Clash of the PARPs: Zejula and Lynparza go to battle in frontline ovarian cancer

GlobalData Healthcare 6 May 2020 (Last Updated May 6th, 2020 09:22)
Clash of the PARPs: Zejula and Lynparza go to battle in frontline ovarian cancer

In the world of PARP inhibition, the battle between AstraZeneca/Merck & Co’s (AZ/MSD) Lynparza and GlaxoSmithKline’s (GSK) Zejula now rages as fiercely as the infamous and ongoing battle in the immunotherapy world between Bristol-Myers Squibb’s Opdivo and Merck & Co’s Keytruda.

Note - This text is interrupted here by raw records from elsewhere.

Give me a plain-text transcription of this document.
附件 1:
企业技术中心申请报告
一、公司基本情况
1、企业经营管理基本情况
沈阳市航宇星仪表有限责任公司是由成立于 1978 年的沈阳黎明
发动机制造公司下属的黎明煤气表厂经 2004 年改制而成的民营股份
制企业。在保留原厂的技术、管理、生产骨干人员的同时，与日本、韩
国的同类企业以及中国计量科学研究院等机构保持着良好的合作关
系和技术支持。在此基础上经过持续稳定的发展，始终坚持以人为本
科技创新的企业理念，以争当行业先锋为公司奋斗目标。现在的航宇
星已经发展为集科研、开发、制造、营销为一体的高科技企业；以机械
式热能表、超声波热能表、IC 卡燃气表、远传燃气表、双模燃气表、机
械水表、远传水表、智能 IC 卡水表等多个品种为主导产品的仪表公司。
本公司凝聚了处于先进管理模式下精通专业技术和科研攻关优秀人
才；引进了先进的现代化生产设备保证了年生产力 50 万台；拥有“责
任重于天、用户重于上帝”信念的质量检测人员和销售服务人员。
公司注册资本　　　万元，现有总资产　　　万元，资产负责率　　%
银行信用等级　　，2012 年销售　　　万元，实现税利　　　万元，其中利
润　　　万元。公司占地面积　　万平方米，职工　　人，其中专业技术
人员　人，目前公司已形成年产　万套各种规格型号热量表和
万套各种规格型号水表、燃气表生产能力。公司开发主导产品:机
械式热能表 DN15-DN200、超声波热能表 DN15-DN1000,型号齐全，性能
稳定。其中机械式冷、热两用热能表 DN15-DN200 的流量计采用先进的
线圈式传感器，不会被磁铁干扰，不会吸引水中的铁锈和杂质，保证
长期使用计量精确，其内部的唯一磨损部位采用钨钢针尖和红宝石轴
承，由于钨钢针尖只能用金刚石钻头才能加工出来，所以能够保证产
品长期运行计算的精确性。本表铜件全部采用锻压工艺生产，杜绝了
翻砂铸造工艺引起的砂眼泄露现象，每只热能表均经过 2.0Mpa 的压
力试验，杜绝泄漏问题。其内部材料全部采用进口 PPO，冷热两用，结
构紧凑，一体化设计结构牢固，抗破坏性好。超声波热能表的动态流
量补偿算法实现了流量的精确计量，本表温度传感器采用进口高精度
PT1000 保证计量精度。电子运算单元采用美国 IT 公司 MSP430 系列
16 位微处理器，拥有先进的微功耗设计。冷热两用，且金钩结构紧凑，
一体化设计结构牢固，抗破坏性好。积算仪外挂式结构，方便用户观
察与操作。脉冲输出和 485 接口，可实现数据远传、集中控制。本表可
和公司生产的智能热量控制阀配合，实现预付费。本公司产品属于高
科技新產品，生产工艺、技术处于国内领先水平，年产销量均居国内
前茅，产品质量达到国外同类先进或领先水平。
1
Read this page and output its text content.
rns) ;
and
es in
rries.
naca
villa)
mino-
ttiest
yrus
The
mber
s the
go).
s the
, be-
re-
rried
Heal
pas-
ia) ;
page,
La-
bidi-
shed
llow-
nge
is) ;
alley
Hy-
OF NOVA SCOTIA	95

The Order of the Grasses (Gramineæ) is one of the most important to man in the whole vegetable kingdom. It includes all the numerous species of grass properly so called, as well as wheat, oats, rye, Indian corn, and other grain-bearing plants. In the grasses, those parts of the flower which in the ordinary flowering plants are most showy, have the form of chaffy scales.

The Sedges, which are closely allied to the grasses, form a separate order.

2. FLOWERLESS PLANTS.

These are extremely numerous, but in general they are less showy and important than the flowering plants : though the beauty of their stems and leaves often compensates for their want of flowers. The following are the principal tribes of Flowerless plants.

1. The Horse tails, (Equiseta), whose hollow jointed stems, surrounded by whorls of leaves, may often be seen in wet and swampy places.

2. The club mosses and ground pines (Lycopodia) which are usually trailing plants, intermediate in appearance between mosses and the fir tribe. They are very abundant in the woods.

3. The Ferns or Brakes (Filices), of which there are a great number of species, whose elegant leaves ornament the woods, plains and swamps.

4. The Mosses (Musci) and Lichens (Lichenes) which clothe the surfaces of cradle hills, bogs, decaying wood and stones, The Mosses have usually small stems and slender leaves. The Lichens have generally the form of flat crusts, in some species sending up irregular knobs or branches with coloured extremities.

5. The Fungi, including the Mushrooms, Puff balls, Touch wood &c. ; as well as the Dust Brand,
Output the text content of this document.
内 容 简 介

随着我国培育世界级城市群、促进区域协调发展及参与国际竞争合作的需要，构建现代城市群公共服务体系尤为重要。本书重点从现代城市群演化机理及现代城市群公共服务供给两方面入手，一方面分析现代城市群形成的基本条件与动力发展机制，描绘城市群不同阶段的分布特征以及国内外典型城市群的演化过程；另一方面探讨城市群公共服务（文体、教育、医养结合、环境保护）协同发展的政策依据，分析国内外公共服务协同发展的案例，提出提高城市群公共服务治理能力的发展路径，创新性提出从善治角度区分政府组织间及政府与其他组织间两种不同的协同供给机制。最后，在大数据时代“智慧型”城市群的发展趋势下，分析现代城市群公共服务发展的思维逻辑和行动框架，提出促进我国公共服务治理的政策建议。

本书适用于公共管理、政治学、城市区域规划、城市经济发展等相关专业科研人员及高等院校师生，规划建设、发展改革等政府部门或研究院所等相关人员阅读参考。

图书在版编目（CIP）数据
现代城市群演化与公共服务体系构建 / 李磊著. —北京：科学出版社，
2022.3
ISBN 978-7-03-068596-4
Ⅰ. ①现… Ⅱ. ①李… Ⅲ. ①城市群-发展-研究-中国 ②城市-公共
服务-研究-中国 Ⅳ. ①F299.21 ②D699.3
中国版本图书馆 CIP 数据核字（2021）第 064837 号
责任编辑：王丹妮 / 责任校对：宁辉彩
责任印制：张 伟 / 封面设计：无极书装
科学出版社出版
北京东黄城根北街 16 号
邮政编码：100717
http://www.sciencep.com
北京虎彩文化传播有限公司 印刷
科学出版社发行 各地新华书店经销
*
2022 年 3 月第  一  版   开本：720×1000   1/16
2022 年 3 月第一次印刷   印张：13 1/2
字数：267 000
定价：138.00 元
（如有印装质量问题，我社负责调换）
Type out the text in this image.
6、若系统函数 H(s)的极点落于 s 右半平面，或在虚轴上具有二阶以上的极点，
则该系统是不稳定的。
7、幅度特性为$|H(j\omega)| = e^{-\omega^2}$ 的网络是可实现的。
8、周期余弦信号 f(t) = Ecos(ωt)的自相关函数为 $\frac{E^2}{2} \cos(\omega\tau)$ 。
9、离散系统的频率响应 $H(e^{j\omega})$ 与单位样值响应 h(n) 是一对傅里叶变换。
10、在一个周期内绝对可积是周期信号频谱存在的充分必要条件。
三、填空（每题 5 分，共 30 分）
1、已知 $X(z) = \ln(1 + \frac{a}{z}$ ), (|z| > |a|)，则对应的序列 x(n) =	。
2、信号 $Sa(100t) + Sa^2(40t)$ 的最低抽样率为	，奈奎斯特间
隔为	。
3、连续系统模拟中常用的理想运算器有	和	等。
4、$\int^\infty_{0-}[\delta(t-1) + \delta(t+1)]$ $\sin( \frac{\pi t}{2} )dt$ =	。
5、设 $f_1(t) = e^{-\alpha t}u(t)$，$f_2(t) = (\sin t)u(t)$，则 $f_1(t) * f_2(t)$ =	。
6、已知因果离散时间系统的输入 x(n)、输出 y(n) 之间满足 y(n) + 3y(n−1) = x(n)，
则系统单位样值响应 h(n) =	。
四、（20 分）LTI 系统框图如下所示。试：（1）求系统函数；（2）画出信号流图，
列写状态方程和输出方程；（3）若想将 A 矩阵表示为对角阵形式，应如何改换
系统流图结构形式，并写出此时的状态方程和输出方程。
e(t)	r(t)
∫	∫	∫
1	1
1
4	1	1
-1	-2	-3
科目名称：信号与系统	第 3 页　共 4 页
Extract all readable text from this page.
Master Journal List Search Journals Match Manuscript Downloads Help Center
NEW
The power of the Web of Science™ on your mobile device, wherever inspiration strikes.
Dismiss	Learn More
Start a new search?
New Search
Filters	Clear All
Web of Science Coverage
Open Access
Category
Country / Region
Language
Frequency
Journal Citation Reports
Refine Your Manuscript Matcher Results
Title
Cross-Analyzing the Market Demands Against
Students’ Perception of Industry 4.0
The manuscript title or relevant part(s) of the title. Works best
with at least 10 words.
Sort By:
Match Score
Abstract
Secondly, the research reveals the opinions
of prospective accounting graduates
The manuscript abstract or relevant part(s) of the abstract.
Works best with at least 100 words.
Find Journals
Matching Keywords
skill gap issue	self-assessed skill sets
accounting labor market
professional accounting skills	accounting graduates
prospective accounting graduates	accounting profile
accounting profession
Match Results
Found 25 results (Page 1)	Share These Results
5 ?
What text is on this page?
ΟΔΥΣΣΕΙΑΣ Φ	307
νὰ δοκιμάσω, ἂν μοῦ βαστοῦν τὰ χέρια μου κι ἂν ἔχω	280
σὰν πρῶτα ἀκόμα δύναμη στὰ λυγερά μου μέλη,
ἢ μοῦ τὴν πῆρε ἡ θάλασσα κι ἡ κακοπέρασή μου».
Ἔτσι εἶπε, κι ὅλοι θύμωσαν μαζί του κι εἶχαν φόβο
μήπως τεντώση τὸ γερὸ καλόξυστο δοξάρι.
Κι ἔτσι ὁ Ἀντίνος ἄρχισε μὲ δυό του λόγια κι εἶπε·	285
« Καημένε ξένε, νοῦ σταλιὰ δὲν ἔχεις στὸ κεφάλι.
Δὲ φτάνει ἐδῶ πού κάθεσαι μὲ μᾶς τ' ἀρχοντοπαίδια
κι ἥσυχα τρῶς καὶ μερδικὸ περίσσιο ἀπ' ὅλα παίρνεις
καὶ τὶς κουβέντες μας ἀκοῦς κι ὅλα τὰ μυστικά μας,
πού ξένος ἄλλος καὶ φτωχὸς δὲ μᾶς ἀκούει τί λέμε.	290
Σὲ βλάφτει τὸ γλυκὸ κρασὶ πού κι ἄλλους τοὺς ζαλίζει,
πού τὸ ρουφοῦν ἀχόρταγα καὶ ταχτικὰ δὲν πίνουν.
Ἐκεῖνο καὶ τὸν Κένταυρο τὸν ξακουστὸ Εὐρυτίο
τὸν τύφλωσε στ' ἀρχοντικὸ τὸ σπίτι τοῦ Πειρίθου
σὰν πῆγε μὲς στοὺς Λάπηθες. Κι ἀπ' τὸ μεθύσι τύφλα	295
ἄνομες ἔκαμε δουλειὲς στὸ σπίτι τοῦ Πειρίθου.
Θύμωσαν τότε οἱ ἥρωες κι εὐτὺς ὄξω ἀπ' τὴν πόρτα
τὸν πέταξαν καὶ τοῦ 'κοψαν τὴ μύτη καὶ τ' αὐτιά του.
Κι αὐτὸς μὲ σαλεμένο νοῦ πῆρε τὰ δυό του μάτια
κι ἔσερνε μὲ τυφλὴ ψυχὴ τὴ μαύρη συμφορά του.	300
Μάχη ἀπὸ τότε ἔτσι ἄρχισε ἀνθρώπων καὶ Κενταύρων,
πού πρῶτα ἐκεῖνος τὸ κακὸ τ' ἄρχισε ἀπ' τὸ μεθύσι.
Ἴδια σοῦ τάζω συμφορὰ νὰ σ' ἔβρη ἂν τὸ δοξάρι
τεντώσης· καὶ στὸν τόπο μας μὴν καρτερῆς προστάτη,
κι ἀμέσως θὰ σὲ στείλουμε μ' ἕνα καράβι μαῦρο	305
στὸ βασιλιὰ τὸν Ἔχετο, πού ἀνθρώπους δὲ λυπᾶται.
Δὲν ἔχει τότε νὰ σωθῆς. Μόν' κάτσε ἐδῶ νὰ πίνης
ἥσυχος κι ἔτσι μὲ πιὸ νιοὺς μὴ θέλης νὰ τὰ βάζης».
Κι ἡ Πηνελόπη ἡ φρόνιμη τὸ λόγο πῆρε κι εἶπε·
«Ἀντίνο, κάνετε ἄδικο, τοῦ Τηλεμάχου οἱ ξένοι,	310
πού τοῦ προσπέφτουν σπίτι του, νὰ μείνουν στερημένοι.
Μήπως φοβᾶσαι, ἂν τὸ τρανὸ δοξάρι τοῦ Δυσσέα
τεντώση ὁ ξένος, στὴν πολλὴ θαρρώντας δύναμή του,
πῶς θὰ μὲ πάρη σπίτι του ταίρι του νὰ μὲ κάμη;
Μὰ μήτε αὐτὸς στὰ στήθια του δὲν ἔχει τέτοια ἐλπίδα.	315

On 29 April 2020, the FDA approved Zejula for maintenance therapy in advanced ovarian, fallopian tube, or primary peritoneal cancer patients who are in complete or partial response to frontline platinum-based chemotherapy. With the FDA granting priority review designation in January 2020 to a supplemental new drug application (sNDA) for Lynparza in this same setting, a decision is now imminent.

FDA approval for Zejula is based on the placebo-controlled Phase III trial known as PRIMA, whereby GSK’s drug demonstrated a progression-free survival (PFS) of 13.8 months versus 8.2 months in the placebo arm. Subset analyses have shown that in homologous recombination deficient (HRD)-positive patients, PFS is 21.9 months in the Zejula arm versus 10.4 months in the placebo group.

The sNDA for Lynparza is based on the Phase III trial known as PAOLA-1, which combines AZ/MSD’s drug with bevacizumab, the previous standard of care for high-risk patients in this setting, and compares it to bevacizumab alone. Subset analyses have shown that in HRD-positive patients, PFS is 37.2 months in the Lynparza + bevacizumab arm versus 17.7 months with bevacizumab alone.

Lynparza was already well-entrenched in the first-line maintenance setting for patients who harbour BRCA1/2 mutations, following FDA approval in 2018 off the back of the placebo-controlled Phase III SOLO-1 study in this setting. At 41 months, median PFS had not been reached in the Lynparza arm of the trial and was at 14.1 months in the placebo arm.

Zejula’s recent approval has given GSK the competitive edge in the frontline treatment setting, as it is independent of biomarker status. The approval of this drug based on all-comers means Zejula can be administered to a much wider population of patients in the maintenance setting. Of note, BRCA-positive patients—for which Lynparza was indicated based on SOLO-1 data—account for around 20% of patients in the first-line maintenance setting.

Despite being well-entrenched in the first-line maintenance setting and showing arguably better clinical outcomes (PFS) in HRD-positive patients compared with Zejula, Lynparza will face stiff competition from GSK’s PARP inhibitor. Further, decision-makers will need to weigh the benefit of prescribing bevacizumab in addition to AZ/MSD’s PARP inhibitor and determine which patients will benefit most from this combination versus PARP inhibitor alone or bevacizumab alone.